Erstellt man eine Saisonvorschau und versucht sich in Prognosen, wird der Titelverteidiger meistens hoch gehandelt und zu den Meisterkandidaten gezählt. Das trifft auch in der National League für die Saison 2026/27 auf Fribourg-Gottéron zu, wobei sich bei den Freiburgern doch auch einige Fragen stellen.

In der vergangenen Saison befand sich Gottéron auf einer Mission. Die Sehnsucht nach dem Gewinn des ersten Meistertitels in der Klubgeschichte trieb die Mannschaft förmlich an. Es bildete sich eine verschworene Einheit von Copains, die den Widerständen trotzte. Dazu kam der unbedingte Wille, Captain Julien Sprunger, Mr. Gottéron schlechthin, einen unvergesslichen Abschied zu bescheren. Und die Tatsache, dass Goalie Reto Berra in den Playoffs zur Wand mutierte und die Gegner verzweifeln liess. Am Ende dieser Mission stand ein rauschendes Fest. Eine Party, wie sie die Hockey-Schweiz zuvor noch nie erlebt hat. Rund 80'000 Fans feierten den Titel bei der Meisterparade in Freiburg, es herrschte schon fast der Ausnahmezustand.

Der Traum wurde so erfüllt, und nun stellt sich für die Freiburger die grosse Frage, wonach sie jetzt mit unbändigem Willen und Leidenschaft streben wollen. Ist der Reiz der Titelverteidigung genügend gross? Oder wurde der Appetit bereits gestillt, so dass das Team satt ist?
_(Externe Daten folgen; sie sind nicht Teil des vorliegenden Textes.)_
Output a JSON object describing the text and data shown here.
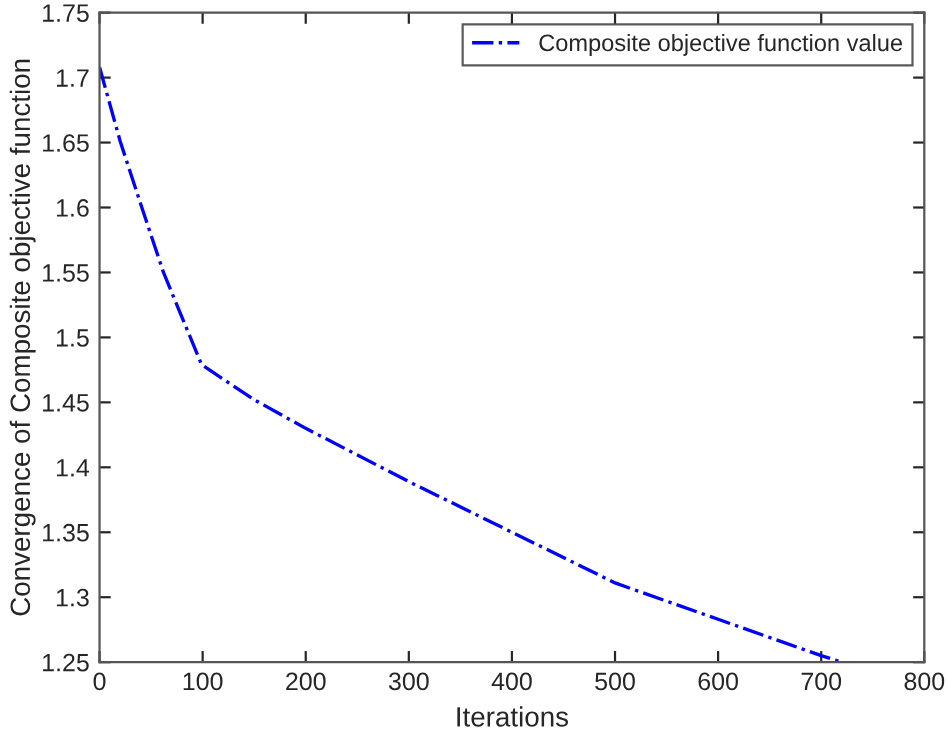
{
  "chart_data": {
    "type": "line",
    "xlabel": "Iterations",
    "ylabel": "Convergence of Composite objective function",
    "x": [
      0,
      20,
      41,
      62,
      99,
      150,
      200,
      300,
      400,
      500,
      600,
      700,
      720
    ],
    "series": [
      {
        "name": "Composite objective function value",
        "color": "#0000ff",
        "values": [
          1.708,
          1.651,
          1.6,
          1.55,
          1.479,
          1.452,
          1.43,
          1.389,
          1.35,
          1.311,
          1.283,
          1.255,
          1.25
        ]
      }
    ],
    "xlim": [
      0,
      800
    ],
    "xticks": [
      0,
      100,
      200,
      300,
      400,
      500,
      600,
      700,
      800
    ],
    "ylim": [
      1.25,
      1.75
    ],
    "yticks": [
      1.25,
      1.3,
      1.35,
      1.4,
      1.45,
      1.5,
      1.55,
      1.6,
      1.65,
      1.7,
      1.75
    ],
    "grid": false,
    "legend": "top right",
    "line_style": "dashdot",
    "marker": "none"
  }
}
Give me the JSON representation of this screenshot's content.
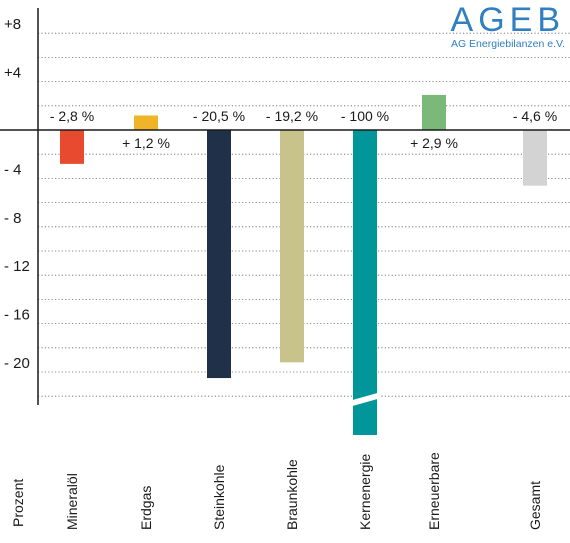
{
  "logo": {
    "name": "AGEB",
    "subtitle": "AG Energiebilanzen e.V.",
    "color": "#2f7fc1"
  },
  "chart_data": {
    "type": "bar",
    "ylabel": "Prozent",
    "yticks": [
      8,
      4,
      -4,
      -8,
      -12,
      -16,
      -20
    ],
    "ytick_labels": [
      "+8",
      "+4",
      "- 4",
      "- 8",
      "- 12",
      "- 16",
      "- 20"
    ],
    "ylim": [
      -23,
      10
    ],
    "axis_break": true,
    "grid": "dotted horizontal",
    "categories": [
      "Mineralöl",
      "Erdgas",
      "Steinkohle",
      "Braunkohle",
      "Kernenergie",
      "Erneuerbare",
      "Gesamt"
    ],
    "values": [
      -2.8,
      1.2,
      -20.5,
      -19.2,
      -100,
      2.9,
      -4.6
    ],
    "value_labels": [
      "- 2,8 %",
      "+ 1,2 %",
      "- 20,5 %",
      "- 19,2 %",
      "- 100 %",
      "+ 2,9 %",
      "- 4,6 %"
    ],
    "colors": [
      "#e84a2f",
      "#f0b429",
      "#1e3148",
      "#c8c38b",
      "#00969a",
      "#7bb97a",
      "#d3d3d3"
    ]
  }
}
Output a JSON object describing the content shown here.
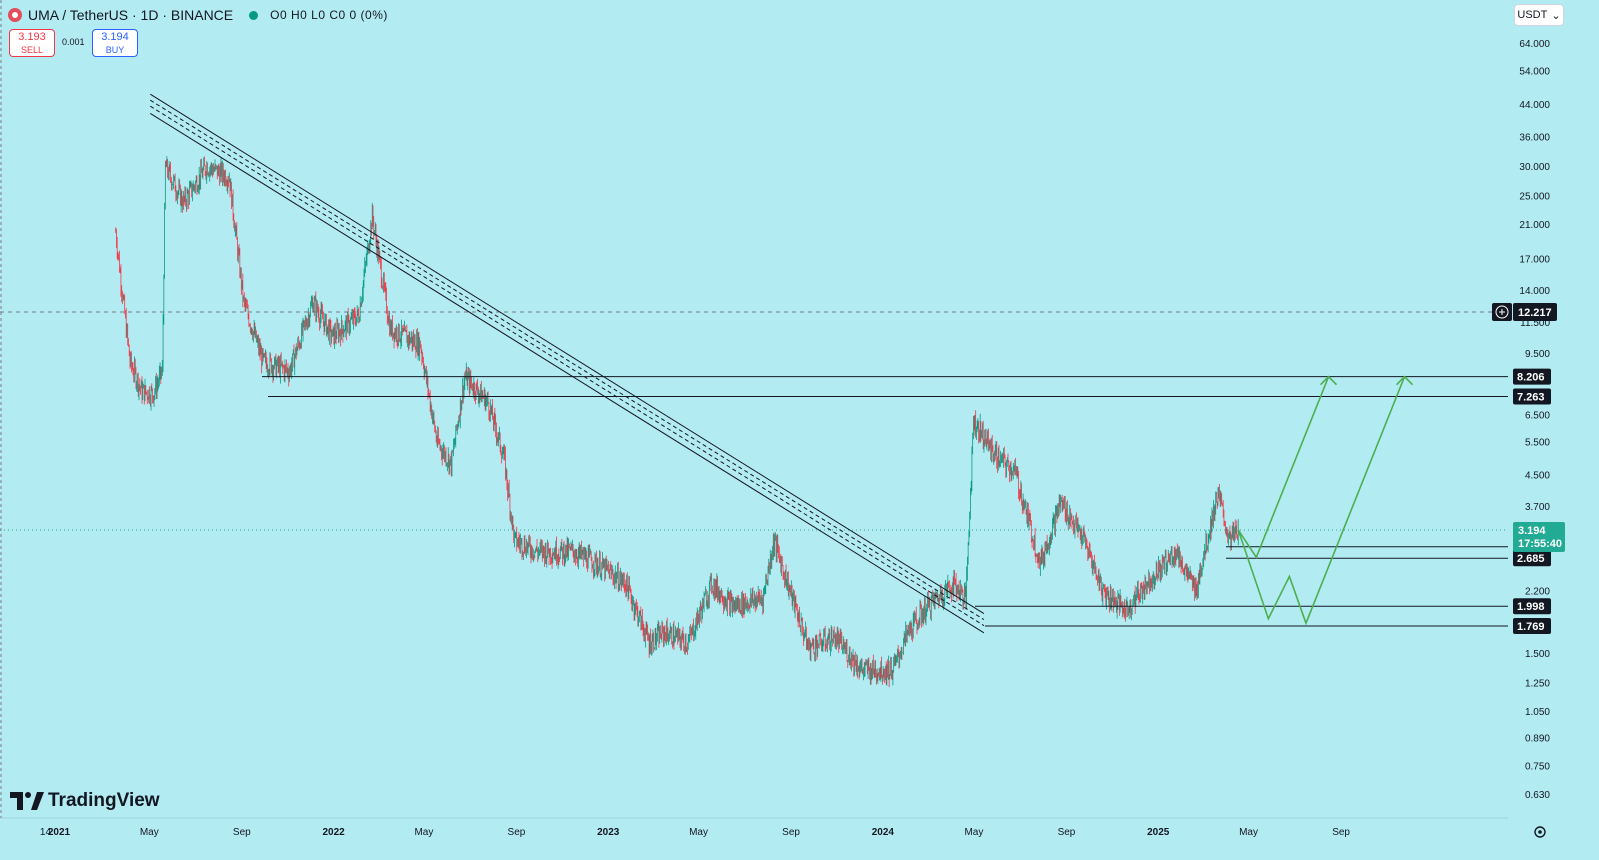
{
  "header": {
    "symbol": "UMA / TetherUS · 1D · BINANCE",
    "ohlc": "O0 H0 L0 C0 0 (0%)"
  },
  "trade": {
    "sell_price": "3.193",
    "sell_label": "SELL",
    "spread": "0.001",
    "buy_price": "3.194",
    "buy_label": "BUY"
  },
  "currency_button": "USDT",
  "logo_text": "TradingView",
  "colors": {
    "background": "#b3ebf2",
    "up": "#089981",
    "down": "#f23645",
    "projection": "#4caf50",
    "level_line": "#131722",
    "current_price_tag": "#22ab94"
  },
  "chart_data": {
    "type": "candlestick",
    "symbol": "UMA/USDT",
    "interval": "1D",
    "exchange": "BINANCE",
    "scale": "log",
    "y_ticks": [
      "64.000",
      "54.000",
      "44.000",
      "36.000",
      "30.000",
      "25.000",
      "21.000",
      "17.000",
      "14.000",
      "11.500",
      "9.500",
      "6.500",
      "5.500",
      "4.500",
      "3.700",
      "2.200",
      "1.500",
      "1.250",
      "1.050",
      "0.890",
      "0.750",
      "0.630"
    ],
    "x_ticks": [
      "14",
      "2021",
      "May",
      "Sep",
      "2022",
      "May",
      "Sep",
      "2023",
      "May",
      "Sep",
      "2024",
      "May",
      "Sep",
      "2025",
      "May",
      "Sep"
    ],
    "price_path": [
      [
        "2020-12-01",
        20.0
      ],
      [
        "2020-12-20",
        9.0
      ],
      [
        "2021-01-05",
        7.5
      ],
      [
        "2021-01-20",
        7.4
      ],
      [
        "2021-02-01",
        8.5
      ],
      [
        "2021-02-05",
        30.0
      ],
      [
        "2021-03-01",
        24.0
      ],
      [
        "2021-04-01",
        30.0
      ],
      [
        "2021-05-01",
        28.0
      ],
      [
        "2021-05-20",
        13.0
      ],
      [
        "2021-06-15",
        9.0
      ],
      [
        "2021-07-20",
        8.5
      ],
      [
        "2021-08-20",
        13.0
      ],
      [
        "2021-09-15",
        10.5
      ],
      [
        "2021-10-20",
        12.0
      ],
      [
        "2021-11-07",
        22.0
      ],
      [
        "2021-12-01",
        11.0
      ],
      [
        "2022-01-10",
        10.0
      ],
      [
        "2022-02-01",
        5.5
      ],
      [
        "2022-02-20",
        4.8
      ],
      [
        "2022-03-10",
        8.2
      ],
      [
        "2022-04-10",
        7.0
      ],
      [
        "2022-05-01",
        5.0
      ],
      [
        "2022-05-15",
        3.0
      ],
      [
        "2022-06-15",
        2.8
      ],
      [
        "2022-08-01",
        2.8
      ],
      [
        "2022-09-01",
        2.6
      ],
      [
        "2022-10-10",
        2.3
      ],
      [
        "2022-11-10",
        1.6
      ],
      [
        "2022-12-01",
        1.7
      ],
      [
        "2023-01-01",
        1.6
      ],
      [
        "2023-02-01",
        2.3
      ],
      [
        "2023-03-01",
        2.0
      ],
      [
        "2023-04-10",
        2.1
      ],
      [
        "2023-04-25",
        3.0
      ],
      [
        "2023-05-10",
        2.4
      ],
      [
        "2023-06-10",
        1.55
      ],
      [
        "2023-07-15",
        1.65
      ],
      [
        "2023-08-20",
        1.35
      ],
      [
        "2023-09-30",
        1.35
      ],
      [
        "2023-10-20",
        1.7
      ],
      [
        "2023-11-15",
        2.0
      ],
      [
        "2023-12-20",
        2.3
      ],
      [
        "2024-01-05",
        2.1
      ],
      [
        "2024-01-15",
        6.3
      ],
      [
        "2024-02-15",
        5.0
      ],
      [
        "2024-03-10",
        4.6
      ],
      [
        "2024-04-13",
        2.6
      ],
      [
        "2024-05-10",
        3.8
      ],
      [
        "2024-06-10",
        3.0
      ],
      [
        "2024-07-05",
        2.2
      ],
      [
        "2024-08-05",
        1.95
      ],
      [
        "2024-09-01",
        2.3
      ],
      [
        "2024-10-10",
        2.8
      ],
      [
        "2024-11-05",
        2.2
      ],
      [
        "2024-12-05",
        4.0
      ],
      [
        "2024-12-20",
        3.0
      ],
      [
        "2025-01-01",
        3.194
      ]
    ],
    "levels": [
      {
        "value": 8.206,
        "label": "8.206"
      },
      {
        "value": 7.263,
        "label": "7.263"
      },
      {
        "value": 2.881,
        "label": "2.881"
      },
      {
        "value": 2.685,
        "label": "2.685"
      },
      {
        "value": 1.998,
        "label": "1.998"
      },
      {
        "value": 1.769,
        "label": "1.769"
      }
    ],
    "crosshair_price": "12.217",
    "current_price": "3.194",
    "countdown": "17:55:40",
    "trend_channel": {
      "start": [
        "2021-01-20",
        44.0
      ],
      "end": [
        "2024-01-05",
        1.8
      ]
    },
    "projections": [
      [
        [
          "2025-01-01",
          3.194
        ],
        [
          "2025-01-25",
          2.7
        ],
        [
          "2025-05-01",
          8.206
        ]
      ],
      [
        [
          "2025-01-01",
          3.194
        ],
        [
          "2025-02-10",
          1.85
        ],
        [
          "2025-03-10",
          2.4
        ],
        [
          "2025-04-01",
          1.8
        ],
        [
          "2025-08-10",
          8.206
        ]
      ]
    ]
  }
}
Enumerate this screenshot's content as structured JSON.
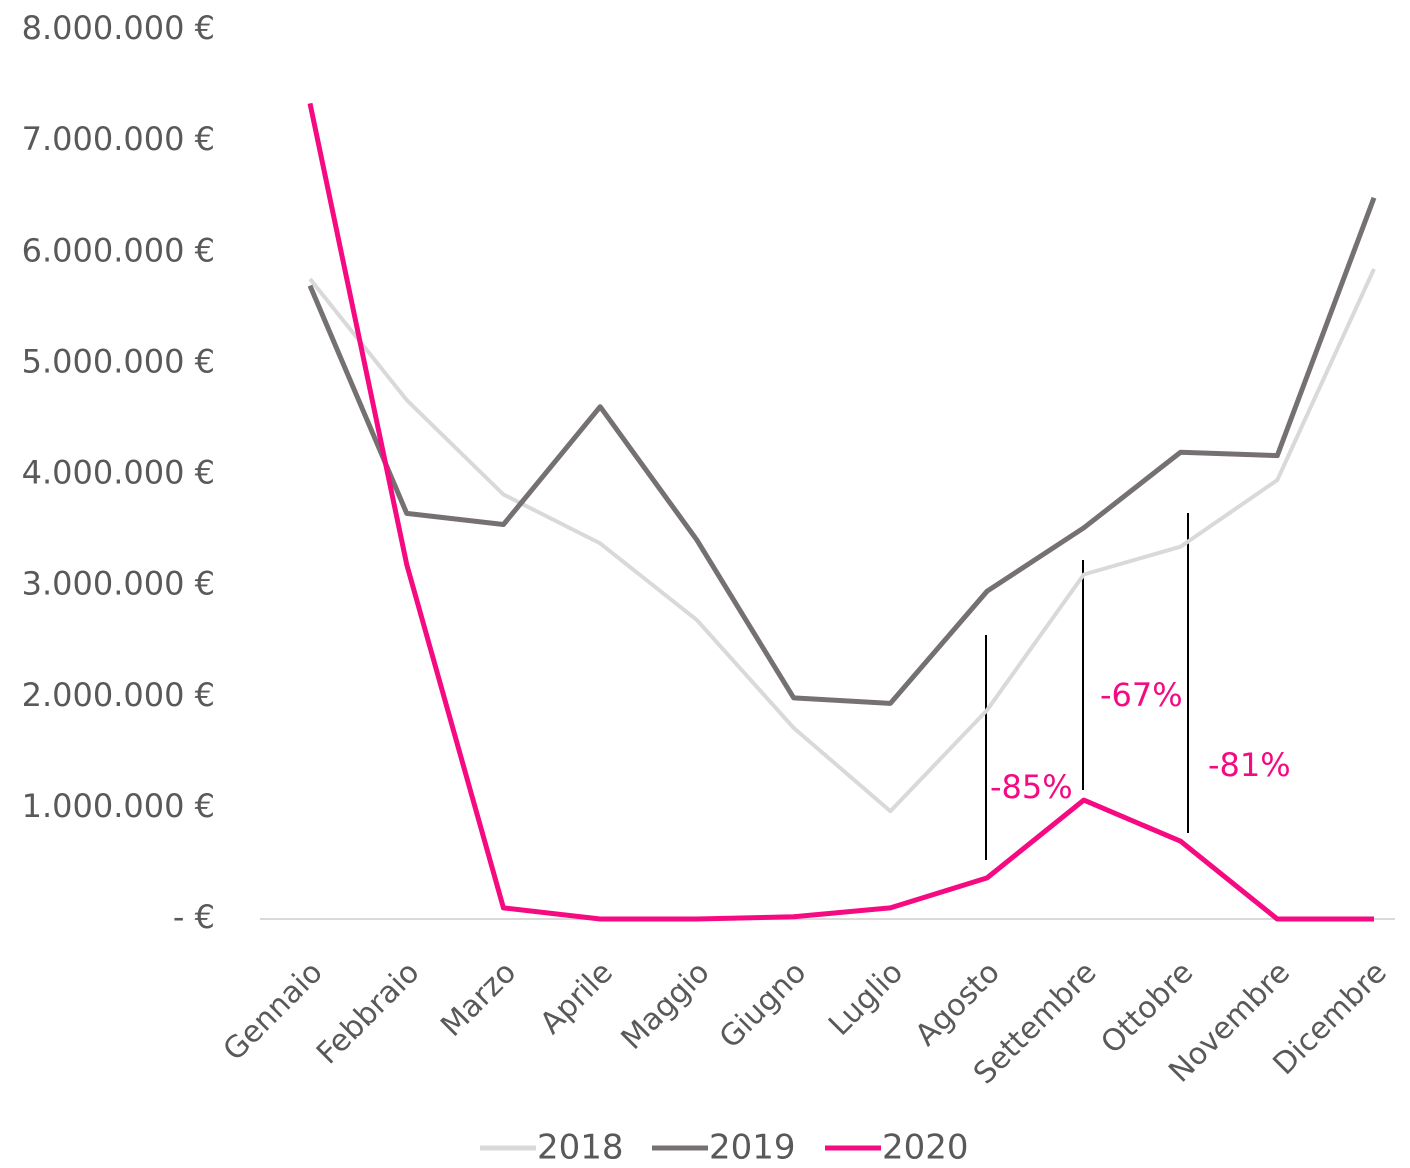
{
  "chart_data": {
    "type": "line",
    "categories": [
      "Gennaio",
      "Febbraio",
      "Marzo",
      "Aprile",
      "Maggio",
      "Giugno",
      "Luglio",
      "Agosto",
      "Settembre",
      "Ottobre",
      "Novembre",
      "Dicembre"
    ],
    "series": [
      {
        "name": "2018",
        "color": "#d9d9d9",
        "values": [
          5760000,
          4670000,
          3820000,
          3380000,
          2690000,
          1720000,
          970000,
          1880000,
          3100000,
          3350000,
          3950000,
          5850000
        ]
      },
      {
        "name": "2019",
        "color": "#767171",
        "values": [
          5700000,
          3650000,
          3550000,
          4610000,
          3410000,
          1990000,
          1940000,
          2950000,
          3520000,
          4200000,
          4170000,
          6490000
        ]
      },
      {
        "name": "2020",
        "color": "#f50a82",
        "values": [
          7340000,
          3190000,
          100000,
          0,
          0,
          20000,
          100000,
          370000,
          1070000,
          700000,
          0,
          0
        ]
      }
    ],
    "ylim": [
      0,
      8000000
    ],
    "yticks": [
      {
        "value": 0,
        "label": "-   €"
      },
      {
        "value": 1000000,
        "label": "1.000.000 €"
      },
      {
        "value": 2000000,
        "label": "2.000.000 €"
      },
      {
        "value": 3000000,
        "label": "3.000.000 €"
      },
      {
        "value": 4000000,
        "label": "4.000.000 €"
      },
      {
        "value": 5000000,
        "label": "5.000.000 €"
      },
      {
        "value": 6000000,
        "label": "6.000.000 €"
      },
      {
        "value": 7000000,
        "label": "7.000.000 €"
      },
      {
        "value": 8000000,
        "label": "8.000.000 €"
      }
    ],
    "annotations": [
      "-85%",
      "-67%",
      "-81%"
    ],
    "grid": false,
    "legend": "bottom"
  }
}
Wie wirken sich die Verluste des zurückgetretenen Meistercaptains Julien Sprunger und des nach Kloten weitergezogenen Meistergoalies Reto Berra aus? Gelingt es Headcoach Roger Rönnberg, den Meisterblues vom Team fernzuhalten? Kann der schwedische Erfolgstrainer erstmals in seiner Karriere zwei Meistertitel in Serie gewinnen? Und wie wirkt sich die Zusatzbelastung mit der Champions Hockey League aus? Es sind berechtigte Fragen.

47 Tore verloren

Grundsätzlich haben die Freiburger das Potenzial, um mit der Rolle des Gejagten umzugehen. Auch wenn schon in der letzten Saison gemunkelt wurde, dass Headcoach Roger Rönnberg nicht überall gut ankommt. Der Abgang von Meisterschütze Lucas Wallmark, der sich mit seinem Landsmann an der Bande nicht verstand, ist ein Zeichen dieser Problematik. Zudem muss sich erst noch zeigen, ob Goalie Ludovic Waeber in der Lage ist, in den entscheidenden Spielen über sich hinauszuwachsen. Oder ob der Abgang von Attilio Biasca in die NHL weggesteckt werden kann. Mit dem Verlust von Biasca, Sprunger und Wallmark gingen auch 47 Tore in der Regular Season und den Playoffs verloren – wer kann sie ersetzen? Eigentlich ist der Titelverteidiger ja für die direkte Playoff-Qualifikation gesetzt. Und doch kann nicht ausgeschlossen werden, dass die Freiburger eine unruhige Saison erleben und den Gang in die Play-Ins antreten müssen.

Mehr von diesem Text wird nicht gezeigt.